At the Yolo Crisis Nursery, children and infants under age five can find a safe, caring place when their families are facing crisis or hardship.
Katie was one such child, only two-years-old when her mother, Louise, unexpectedly needed surgery. Katie has Down Syndrome, and there was no family nearby. Among the few close friends in their rural area, no one felt capable of caring for this special needs child. Fortunately, Louise learned about the Yolo Crisis Nursery and set up services just in time for what turned out to be an emergency surgery.
“I trotted beside the gurney as it rolled to the operating room, answering last minute questions from Louise and getting her signature on legal documents so that we could care for Katie,” said Heather Vazquez, family services coordinator. “Louise was upset because Katie had no diapers, toys or clothes with her and she is a picky eater.

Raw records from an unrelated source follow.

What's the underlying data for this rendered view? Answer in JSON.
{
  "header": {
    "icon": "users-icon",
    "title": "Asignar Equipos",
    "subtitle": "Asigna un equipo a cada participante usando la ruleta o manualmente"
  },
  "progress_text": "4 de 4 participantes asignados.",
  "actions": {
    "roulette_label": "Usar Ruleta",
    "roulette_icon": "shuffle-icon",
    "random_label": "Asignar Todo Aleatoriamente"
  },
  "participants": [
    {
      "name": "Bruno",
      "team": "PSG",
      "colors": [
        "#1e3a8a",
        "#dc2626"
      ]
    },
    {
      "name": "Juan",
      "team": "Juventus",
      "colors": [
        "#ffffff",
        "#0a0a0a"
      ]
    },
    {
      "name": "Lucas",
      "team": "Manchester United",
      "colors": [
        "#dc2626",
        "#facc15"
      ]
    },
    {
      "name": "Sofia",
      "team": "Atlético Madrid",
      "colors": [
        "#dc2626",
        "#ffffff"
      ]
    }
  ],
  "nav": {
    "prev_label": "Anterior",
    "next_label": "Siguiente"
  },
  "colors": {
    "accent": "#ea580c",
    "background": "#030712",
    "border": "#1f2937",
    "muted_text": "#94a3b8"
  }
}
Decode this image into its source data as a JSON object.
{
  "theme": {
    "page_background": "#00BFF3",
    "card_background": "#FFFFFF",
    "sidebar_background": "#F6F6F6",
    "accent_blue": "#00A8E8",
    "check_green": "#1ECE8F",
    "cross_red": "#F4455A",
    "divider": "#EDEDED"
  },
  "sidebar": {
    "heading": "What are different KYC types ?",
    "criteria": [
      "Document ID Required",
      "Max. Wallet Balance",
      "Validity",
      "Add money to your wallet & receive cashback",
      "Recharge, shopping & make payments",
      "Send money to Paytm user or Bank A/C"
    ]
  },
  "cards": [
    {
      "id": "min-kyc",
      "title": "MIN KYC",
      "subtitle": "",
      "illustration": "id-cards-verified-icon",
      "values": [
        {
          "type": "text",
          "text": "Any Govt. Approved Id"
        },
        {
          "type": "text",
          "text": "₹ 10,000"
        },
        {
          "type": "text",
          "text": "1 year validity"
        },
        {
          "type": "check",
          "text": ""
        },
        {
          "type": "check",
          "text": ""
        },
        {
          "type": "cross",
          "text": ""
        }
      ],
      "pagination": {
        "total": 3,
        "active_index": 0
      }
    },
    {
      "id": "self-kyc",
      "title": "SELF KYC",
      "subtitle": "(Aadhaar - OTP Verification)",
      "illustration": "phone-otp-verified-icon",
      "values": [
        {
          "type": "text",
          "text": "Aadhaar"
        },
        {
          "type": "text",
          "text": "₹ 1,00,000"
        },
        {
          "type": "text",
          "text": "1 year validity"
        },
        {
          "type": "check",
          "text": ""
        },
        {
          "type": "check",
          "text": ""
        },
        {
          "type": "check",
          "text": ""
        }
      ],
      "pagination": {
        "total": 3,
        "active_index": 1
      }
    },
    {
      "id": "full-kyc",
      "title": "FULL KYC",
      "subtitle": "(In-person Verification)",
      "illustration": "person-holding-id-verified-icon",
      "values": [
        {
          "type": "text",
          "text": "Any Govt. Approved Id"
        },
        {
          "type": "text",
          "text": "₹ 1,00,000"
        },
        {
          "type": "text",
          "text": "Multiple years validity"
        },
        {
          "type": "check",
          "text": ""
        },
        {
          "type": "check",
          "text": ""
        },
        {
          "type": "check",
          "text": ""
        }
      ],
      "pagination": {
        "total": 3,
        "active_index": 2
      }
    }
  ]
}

I kept repeating that we could take care of everything and she should just focus on having a successful surgery and getting better.”
Heather had brought snacks and toys to keep Katie occupied while they drove to the nursery so the initial separation went smoothly. Katie had never been apart from her mom and became bewildered and uneasy once at the nursery. But Heather had promised Louise, “If Katie needs to be held in someone’s arms all night, that’s what we will do.”
Katie stayed at the nursery four days, and while she needed extra comforting at night, she also adapted and thrived with the consistent nursery schedule and attention. “What could have been a traumatizing experience,” Heather said, “we hope will be a happy memory for Katie.”
It’s generous contributions by individuals and organizations that support the Yolo Crisis Nursery staff with resources to do whatever it takes to help a child feel calm and safe.